# A bad morning



## slippery42 (Mar 23, 2008)

The is little guy fed well last night on a small pinkie, its the first time he fed on a complete pinkie but seemed to mange it ok.

This morning however I found him belly up on the bottom of his RUB!

Rest in piece little dude you will never be forgotten


----------



## dax (Aug 11, 2008)

omg, so sorry to hear that! do you have any idea why?

RIP little snake


----------



## Owzy (Jan 19, 2009)

Sucks.

You win some.. lose some.


----------



## mat_worrell (Sep 20, 2009)

Shame, such an awesome looking snake!!


----------



## PESKY (May 25, 2010)

dam sorry mate


----------



## Daisy_ (Feb 16, 2011)

awh wow, so sorry to hear that  stunning snake though, what kind of snake is it just out of interest?


----------



## MagicSqueak (Apr 9, 2010)

Awwww no  So sorry to hear this!


----------



## Owzy (Jan 19, 2009)

Daisy_ said:


> awh wow, so sorry to hear that  stunning snake though, what kind of snake is it just out of interest?


Cryptelytrops venustus... not sure if they have a common name?

Pretty pit viper. There you go made one up.


----------



## STReptiles (Feb 6, 2009)

Gutting, stunning snakes.


----------



## scott10 (Jan 20, 2011)

sorry for your lose RIP little guy


----------



## Lamprophis (Jun 12, 2008)

Owzy said:


> Cryptelytrops venustus... not sure if they have a common name?
> 
> Pretty pit viper. There you go made one up.

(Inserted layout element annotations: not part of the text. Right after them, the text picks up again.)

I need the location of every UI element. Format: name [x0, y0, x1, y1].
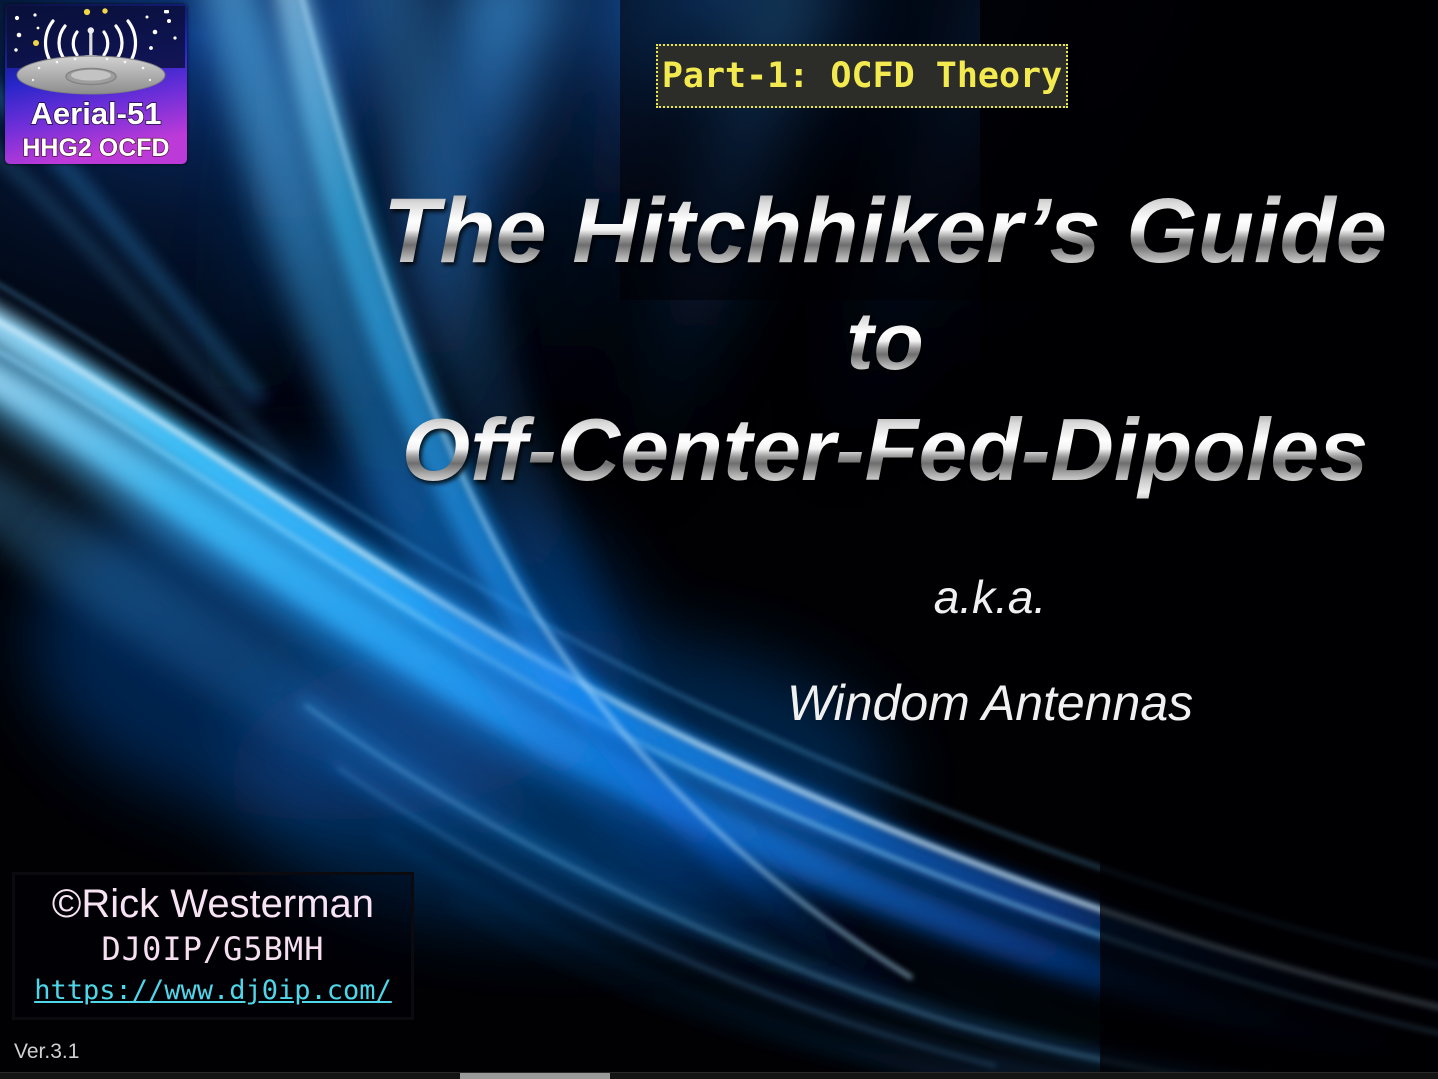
subtitle-block: a.k.a. Windom Antennas: [520, 570, 1438, 732]
ufo-flying-saucer-icon: Aerial-51 HHG2 OCFD: [5, 4, 187, 164]
title-line-1: The Hitchhiker’s Guide: [380, 172, 1390, 290]
scrollbar-track-left[interactable]: [0, 1073, 460, 1079]
scrollbar-thumb[interactable]: [460, 1073, 610, 1079]
credit-box: ©Rick Westerman DJ0IP/G5BMH https://www.…: [12, 872, 414, 1020]
part-title-label: Part-1: OCFD Theory: [662, 59, 1062, 94]
credit-callsigns: DJ0IP/G5BMH: [15, 927, 411, 971]
version-label: Ver.3.1: [14, 1040, 79, 1064]
title-line-3: Off-Center-Fed-Dipoles: [380, 394, 1390, 506]
subtitle-alt-name: Windom Antennas: [520, 674, 1438, 732]
presentation-slide-viewport: Aerial-51 HHG2 OCFD Part-1: OCFD Theory …: [0, 0, 1438, 1079]
part-title-banner: Part-1: OCFD Theory: [656, 44, 1068, 108]
logo-product-text: HHG2 OCFD: [22, 134, 169, 162]
page-title: The Hitchhiker’s Guide to Off-Center-Fed…: [380, 172, 1390, 506]
title-line-2: to: [380, 290, 1390, 394]
credit-website-link[interactable]: https://www.dj0ip.com/: [15, 971, 411, 1011]
credit-author: ©Rick Westerman: [15, 881, 411, 927]
subtitle-aka: a.k.a.: [520, 570, 1438, 624]
logo-brand-text: Aerial-51: [31, 96, 162, 131]
horizontal-scrollbar[interactable]: [0, 1072, 1438, 1079]
aerial-51-logo: Aerial-51 HHG2 OCFD: [5, 4, 187, 164]
slide-canvas: Aerial-51 HHG2 OCFD Part-1: OCFD Theory …: [0, 0, 1438, 1072]
scrollbar-track-right[interactable]: [610, 1073, 1438, 1079]
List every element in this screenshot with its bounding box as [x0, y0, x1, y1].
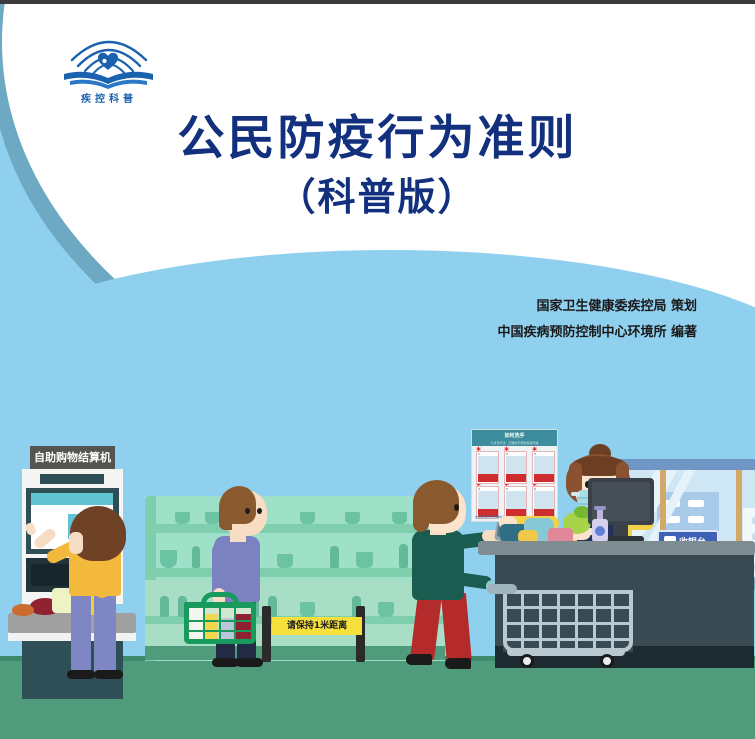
- sanitizer-label: [595, 526, 605, 536]
- grocery-item: [12, 604, 34, 616]
- logo-icon: [58, 28, 160, 92]
- logo-text: 疾控科普: [58, 90, 160, 105]
- top-rule: [0, 0, 755, 4]
- handwashing-poster: 如何洗手 七步洗手法 · 正确洗手预防疾病传播 ✱ ✱ ✱ ✱ ✱ ✱ 1 2 …: [471, 429, 558, 522]
- social-distance-tape: 请保持1米距离: [272, 617, 362, 635]
- poster-subtitle: 七步洗手法 · 正确洗手预防疾病传播: [472, 441, 557, 445]
- page-subtitle: （科普版）: [0, 172, 755, 223]
- shelf-product: [330, 546, 339, 568]
- credits-block: 国家卫生健康委疾控局 策划 中国疾病预防控制中心环境所 编著: [497, 294, 697, 346]
- credit-line-author: 中国疾病预防控制中心环境所 编著: [497, 320, 697, 346]
- shelf-product: [160, 550, 177, 568]
- credit-line-planner: 国家卫生健康委疾控局 策划: [497, 294, 697, 320]
- cover-panel: 疾控科普 公民防疫行为准则 （科普版） 国家卫生健康委疾控局 策划 中国疾病预防…: [0, 0, 755, 430]
- shopper-self-checkout: [50, 506, 140, 666]
- shelf-product: [345, 512, 360, 524]
- handwash-step: 2: [504, 451, 527, 484]
- self-checkout-topbar: [40, 474, 104, 484]
- shelf-product: [356, 552, 373, 568]
- shopping-cart: [495, 572, 645, 668]
- cart-wheel: [520, 654, 534, 668]
- poster-title: 如何洗手: [472, 430, 557, 441]
- social-distance-label: 请保持1米距离: [272, 617, 362, 635]
- self-checkout-sign-label: 自助购物结算机: [30, 446, 115, 469]
- cdc-logo: 疾控科普: [58, 28, 160, 114]
- self-checkout-screen-header: [31, 493, 113, 505]
- shelf-product: [175, 512, 190, 524]
- handwash-step: 1: [476, 451, 499, 484]
- handwash-step: 5: [504, 486, 527, 519]
- shelf-product: [277, 554, 293, 568]
- shelf-product: [378, 602, 394, 617]
- cover-illustration: 自助购物结算机 请保持1米距离: [0, 420, 755, 739]
- title-block: 公民防疫行为准则 （科普版）: [0, 113, 755, 223]
- checkout-counter-top: [478, 541, 755, 555]
- self-checkout-sign: 自助购物结算机: [30, 446, 115, 469]
- cart-wheel: [600, 654, 614, 668]
- shelf-product: [300, 512, 315, 524]
- shelf-product: [160, 596, 169, 617]
- shopping-basket: [184, 592, 256, 644]
- page-title: 公民防疫行为准则: [0, 113, 755, 166]
- shelf-product: [300, 602, 315, 617]
- poster-header: 如何洗手 七步洗手法 · 正确洗手预防疾病传播: [472, 430, 557, 446]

Was that a random guess mate? Their common name is beautiful pit viper :2thumb:

Sorry to hear this Graeme.


----------



## Owzy (Jan 19, 2009)

Lamprophis said:


> Was that a random guess mate? Their common name is beautiful pit viper :2thumb:
> 
> Sorry to hear this Graeme.


It was made up...but thinking about it that name does sound farmiliar.

My subconscious doing the work for me and not quite getting it right.

They are beautiful. So are most pits though.


----------



## slippery42 (Mar 23, 2008)

Thanks to everyone who commented!

I'm thinking the pinkie was too big, even though he managed to swallow it easily it was still in his throat.

Perhaps he was trying to regurg it?


----------



## Tedster (Nov 24, 2010)

slippery42 said:


> Thanks to everyone who commented!
> 
> I'm thinking the pinkie was too big, even though he managed to swallow it easily it was still in his throat.
> 
> Perhaps he was trying to regurg it?



Dont blame yourself mate , it happens , sorry to hear about your loss , was a cracking looking snake


----------



## MP reptiles (Dec 30, 2010)

So sorry what a little stunner though


----------



## jacko1 (Jul 4, 2009)

what a stinning little thing mate shame to see you lose it 

how small was it as im used to large constrictors that can handle realy oversized prey i have no clue with venomous


----------



## MagicSqueak (Apr 9, 2010)

slippery42 said:


> Thanks to everyone who commented!
> 
> I'm thinking the pinkie was too big, even though he managed to swallow it easily it was still in his throat.
> 
> Perhaps he was trying to regurg it?


 Possibly...there's a fair few things that could have gone wrong/he could have been trying to do...whatever you do Mr.slippery42 don't blame yourself : victory:


----------



## STReptiles (Feb 6, 2009)

Was it a baby venustus?


----------



## MDV1 (Nov 27, 2010)

This is unfortunate.I'm so, so sorry to hear that.


----------